His first station was CFRY in Portage La Prairie, Man., where he was paid $130 a month for 12-hour days, 61Ú2 days a week.
“All the while I was out on the tractor, I was dreaming of being in radio. All the while I was on radio, I was dreaming about being back on the farm,” said McLennan.
He spun records, read the news and did everything else a small town radio station demands.
His second job was at CJOC in Lethbridge, Alta., for $160 a month. After that he moved up and down the radio dial from Victoria to Prince George, B.C., to Calgary until he finally came home to Pinantan Lake, about 65 kilometres out of Kamloops.
He left radio in 1975 to build the ranch at Pinantan Lake. Working odd jobs or being a ranch hand on other people’s places helped him and Billie earn enough to buy their own cow/calf operation 15 years ago.
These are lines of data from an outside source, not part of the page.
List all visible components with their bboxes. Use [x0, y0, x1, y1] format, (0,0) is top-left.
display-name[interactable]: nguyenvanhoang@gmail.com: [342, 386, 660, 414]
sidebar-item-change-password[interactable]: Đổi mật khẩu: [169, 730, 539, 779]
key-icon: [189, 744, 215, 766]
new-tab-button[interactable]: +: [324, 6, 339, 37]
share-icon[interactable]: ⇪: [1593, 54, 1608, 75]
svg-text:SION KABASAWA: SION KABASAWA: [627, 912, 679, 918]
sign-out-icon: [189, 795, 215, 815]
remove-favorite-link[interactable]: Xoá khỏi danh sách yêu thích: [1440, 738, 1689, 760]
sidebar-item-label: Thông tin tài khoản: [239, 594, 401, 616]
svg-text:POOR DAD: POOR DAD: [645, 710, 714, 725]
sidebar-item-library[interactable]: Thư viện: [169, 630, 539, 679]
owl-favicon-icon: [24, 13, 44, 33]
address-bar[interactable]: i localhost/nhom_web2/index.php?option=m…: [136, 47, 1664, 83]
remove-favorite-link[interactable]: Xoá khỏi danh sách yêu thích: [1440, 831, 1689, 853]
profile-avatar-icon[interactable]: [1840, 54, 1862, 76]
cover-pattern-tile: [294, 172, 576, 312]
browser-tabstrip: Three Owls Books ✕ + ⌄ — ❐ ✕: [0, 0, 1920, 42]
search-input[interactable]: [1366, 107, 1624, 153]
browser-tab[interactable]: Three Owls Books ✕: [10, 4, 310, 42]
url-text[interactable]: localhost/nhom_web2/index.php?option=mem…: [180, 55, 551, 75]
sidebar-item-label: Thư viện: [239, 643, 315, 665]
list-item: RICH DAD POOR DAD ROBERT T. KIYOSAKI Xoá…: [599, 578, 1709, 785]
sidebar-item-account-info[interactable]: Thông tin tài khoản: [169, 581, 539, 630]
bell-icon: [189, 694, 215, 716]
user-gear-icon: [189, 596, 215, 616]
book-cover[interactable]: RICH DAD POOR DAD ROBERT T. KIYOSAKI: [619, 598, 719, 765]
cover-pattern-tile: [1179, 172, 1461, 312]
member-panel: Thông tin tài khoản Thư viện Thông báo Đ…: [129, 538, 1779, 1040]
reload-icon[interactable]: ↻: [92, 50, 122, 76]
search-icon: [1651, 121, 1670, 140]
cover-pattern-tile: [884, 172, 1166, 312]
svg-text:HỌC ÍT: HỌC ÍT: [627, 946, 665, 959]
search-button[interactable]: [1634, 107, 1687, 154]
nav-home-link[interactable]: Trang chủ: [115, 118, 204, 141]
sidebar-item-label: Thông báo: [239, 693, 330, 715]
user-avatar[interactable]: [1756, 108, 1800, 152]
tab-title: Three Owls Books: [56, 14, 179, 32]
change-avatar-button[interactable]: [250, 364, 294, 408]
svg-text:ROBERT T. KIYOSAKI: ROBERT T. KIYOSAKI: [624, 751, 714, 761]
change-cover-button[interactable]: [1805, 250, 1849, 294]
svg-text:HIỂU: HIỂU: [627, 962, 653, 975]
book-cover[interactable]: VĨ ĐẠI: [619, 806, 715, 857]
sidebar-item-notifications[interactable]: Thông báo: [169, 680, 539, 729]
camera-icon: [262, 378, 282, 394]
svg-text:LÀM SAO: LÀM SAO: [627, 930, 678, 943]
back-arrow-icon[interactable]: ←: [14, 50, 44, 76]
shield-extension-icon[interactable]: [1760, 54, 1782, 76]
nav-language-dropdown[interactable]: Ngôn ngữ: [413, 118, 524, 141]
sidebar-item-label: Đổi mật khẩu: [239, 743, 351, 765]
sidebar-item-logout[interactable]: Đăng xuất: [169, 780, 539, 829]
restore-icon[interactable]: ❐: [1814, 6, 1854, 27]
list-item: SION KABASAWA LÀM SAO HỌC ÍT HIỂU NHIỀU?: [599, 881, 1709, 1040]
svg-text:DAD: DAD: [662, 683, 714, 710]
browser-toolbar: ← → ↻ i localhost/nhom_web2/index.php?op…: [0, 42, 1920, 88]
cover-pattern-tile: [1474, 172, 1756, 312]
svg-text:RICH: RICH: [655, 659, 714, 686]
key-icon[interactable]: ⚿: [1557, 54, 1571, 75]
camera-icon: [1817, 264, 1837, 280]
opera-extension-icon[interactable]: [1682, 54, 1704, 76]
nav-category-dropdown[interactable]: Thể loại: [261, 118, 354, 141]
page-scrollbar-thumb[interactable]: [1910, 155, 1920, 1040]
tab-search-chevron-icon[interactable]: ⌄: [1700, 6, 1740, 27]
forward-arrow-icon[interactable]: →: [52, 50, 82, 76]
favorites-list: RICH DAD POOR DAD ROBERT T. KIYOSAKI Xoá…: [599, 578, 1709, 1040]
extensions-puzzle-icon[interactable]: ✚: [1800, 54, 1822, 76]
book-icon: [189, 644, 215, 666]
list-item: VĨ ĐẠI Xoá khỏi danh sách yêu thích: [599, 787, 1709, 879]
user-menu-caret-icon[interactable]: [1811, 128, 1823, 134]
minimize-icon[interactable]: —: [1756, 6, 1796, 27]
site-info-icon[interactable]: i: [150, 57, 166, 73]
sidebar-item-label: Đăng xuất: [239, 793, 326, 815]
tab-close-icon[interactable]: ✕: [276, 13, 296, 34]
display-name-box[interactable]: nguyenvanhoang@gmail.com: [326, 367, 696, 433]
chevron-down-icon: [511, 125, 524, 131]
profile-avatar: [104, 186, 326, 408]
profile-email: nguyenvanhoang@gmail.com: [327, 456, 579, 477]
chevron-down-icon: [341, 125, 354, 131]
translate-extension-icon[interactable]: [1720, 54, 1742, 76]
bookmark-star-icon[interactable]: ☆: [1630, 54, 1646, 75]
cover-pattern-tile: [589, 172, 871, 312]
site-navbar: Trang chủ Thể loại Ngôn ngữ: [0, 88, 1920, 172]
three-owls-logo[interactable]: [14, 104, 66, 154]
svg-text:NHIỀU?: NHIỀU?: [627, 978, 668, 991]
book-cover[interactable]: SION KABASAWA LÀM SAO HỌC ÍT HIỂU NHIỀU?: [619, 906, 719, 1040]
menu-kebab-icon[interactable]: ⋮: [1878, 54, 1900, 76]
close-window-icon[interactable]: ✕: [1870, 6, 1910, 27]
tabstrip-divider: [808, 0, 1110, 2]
It was a good place to raise a family and their two sons have since grown up and moved on.
Spencer McLennan plays football with the Canadian Football League’s Winnipeg Blue Bombers and Rod is a representative for Phoenix Hydraulics, an Edmonton construction company.
Besides their 50 or so cows, they took on training two-year-old colts for ranch work 12 years ago.
“There’s pretty good demand for reliable ranch horses in this part of the country,” said McLennan, who has been around horses all his life.
But even as he worked cattle and coached horses, the voice of radio kept calling him.
He started the Spirit of the West show in Kamloops six years ago. Dawson Creek, B.C., was the next to pick it up and he is now on the air in 13 markets in Saskatchewan, Alberta, B.C. and most recently, Texas.
“I had the idea the show would work as a syndication feature so I sent demos out all over the country,” he said.
The show takes him to cowboy festivals, meetings and any other event that offers a strong, positive image of life in rural North America.
Each show takes about 20 to 30 hours of work to produce.
He used to rent production space at a Kamloops station but now it’s all done in a custom built studio from his home. He started with reel to reel tape machines but now uses computers and a digitized sound system for editing and producing a better product.
He and Billie handle the technical part, as well as the administrative demands.
“It’s strictly a home-grown operation,” he said.
There is no strong news focus. McLennan wants to reach the human side of ranch and farm life. He wants story tellers, people with good memories and anecdotes about the funny side of life on the farm.
Each show features a single story of four five-minute clips of interviews with his featured personality, interspersed with western music and ending with cowboy poetry read by the poet. An additional feature is the Rangeland News where ongoing issues are mentioned but he tries to avoid political wranglings and hard news features.
As the show has grown in popularity he has received more story ideas from listeners and friends than he can produce.
The show is usually heard in the mornings and some replay it in the evening.
McLennan said agriculture-related material is a hard sell to get on the radio. Many outlets are in a cost-cutting mode and the first to go is the farm show followed by the farm reporter. The smattering of agricultural news is turned over to general reporters.
When they first talked stations into taking the show, some said the McLennans should pay to put it on the air. As a compromise, each station is provided with six minutes of local time to sell to advertisers.
“A lot of people are under the impression when they hear all those commercials that ‘he’s making a lot of money on the show,’ but no. It probably costs us about $30,000 a year just to keep it going,” he said.
So, why does he do it?
He does it because the show has become an addiction. He intends to talk until he drops with no thought of retirement because from the McLennans’ point of view, they’re having too much fun to stop now.